Today I learned about the urllib3 module. The biggest feature (from my point of view) is that this one can properly validate SSL sessions. The python 2.x urllib, urllib2, and httplib libraries all vaguely speak SSL, but none of them actually look at the certificate they receive (and will cheerfully silently connect to a man-in-the-middle). This mode only provides protection against passive eavesdroppers. Until recently it wasn't even obvious that the stdlib modules had this problem (so a lot of folks writing HTTPS clients have not been getting the protections they imagined they would get), but at least the py2.7 docs include a big red warning.

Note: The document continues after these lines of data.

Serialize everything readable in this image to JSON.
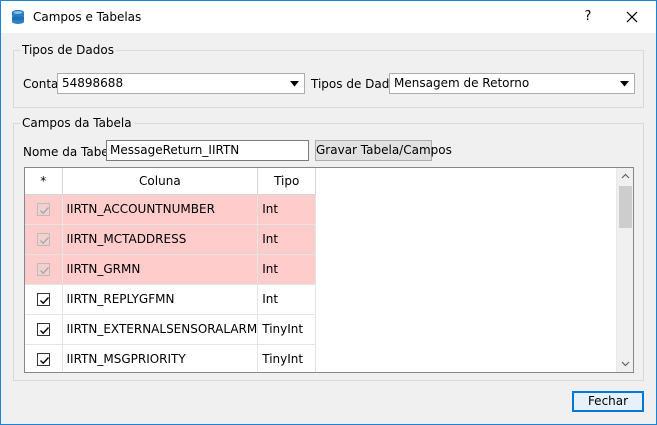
{
  "window": {
    "title": "Campos e Tabelas",
    "help_label": "?",
    "app_icon": "database-icon",
    "close_icon": "close-icon"
  },
  "tipos_group": {
    "title": "Tipos de Dados",
    "conta_label": "Conta",
    "conta_value": "54898688",
    "tipos_label": "Tipos de Dados",
    "tipos_value": "Mensagem de Retorno"
  },
  "campos_group": {
    "title": "Campos da Tabela",
    "nome_label": "Nome da Tabela",
    "nome_value": "MessageReturn_IIRTN",
    "gravar_label": "Gravar Tabela/Campos"
  },
  "table": {
    "columns": [
      "*",
      "Coluna",
      "Tipo"
    ],
    "rows": [
      {
        "checked": true,
        "primary_key": true,
        "coluna": "IIRTN_ACCOUNTNUMBER",
        "tipo": "Int"
      },
      {
        "checked": true,
        "primary_key": true,
        "coluna": "IIRTN_MCTADDRESS",
        "tipo": "Int"
      },
      {
        "checked": true,
        "primary_key": true,
        "coluna": "IIRTN_GRMN",
        "tipo": "Int"
      },
      {
        "checked": true,
        "primary_key": false,
        "coluna": "IIRTN_REPLYGFMN",
        "tipo": "Int"
      },
      {
        "checked": true,
        "primary_key": false,
        "coluna": "IIRTN_EXTERNALSENSORALARM",
        "tipo": "TinyInt"
      },
      {
        "checked": true,
        "primary_key": false,
        "coluna": "IIRTN_MSGPRIORITY",
        "tipo": "TinyInt"
      }
    ],
    "primary_key_color": "#ffcccc"
  },
  "footer": {
    "fechar_label": "Fechar"
  },
  "colors": {
    "accent": "#0078d7",
    "window_border": "#1883d7"
  }
}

It's not a trivial thing to fix (at least without changing the API), but the temptation to do just that is indicative of a deeper issue in security engineering. As a consumer of the urllib API, you want your job to end when you provide the URL: you expect it will be "secure" by default. But you've provided a (domain) name that isn't "Secure" in the sense of Zooko's Triangle, so there is some other party who has the right to change what your reference points to. The traditional web/SSL approach is to start by letting DNS tell you which IP address to aim your packets at, then let the internet's routing layers deliver your packets to somebody, then set up an SSL connection with that somebody, then accept the connection if the somebody's SSL certificate was signed by one of the CA roots that you trust. Ultimately your configured CA roots get to choose who you connect to. We're content with making the DNS layer implicit (using a pre-configured list of addresses and their responses), as well as the routing layer (leaving that up to your ISP), but a library author isn't quite so comfortable making assumptions about which CA roots you'd like to use. Web browsers, which are making decisions like this for their users all the time, come with a slowly-changing list of CAs which get reviewed frequently. Embedding a list into a static library is probably more power than the authors really wanted to claim.

So with urllib3, you must give it a list of CA roots (and pass cert_reqs="CERT_REQUIRED"), and then it only connects if the site's cert is signed by one of those CAs. If you know which CA a given site uses, you can achieve a limited form of cert-pinning by only including that one CA root in the list you give it. That reduces the set of people who can control your connection to just the one CA. It looks like the companion requests library has facilities to grab the CA list from your OS if it provides one, which makes it easy delegate the decision to your OS vendor.

urllib3 also provides connection pooling: keeping an HTTP(S) connection open for multiple requests, which is a big win for performance, especially when doing a lot of little requests.

It looks like Python3 fixes this too, with a stdlib urllib.request module that takes a CA list just like urllib3.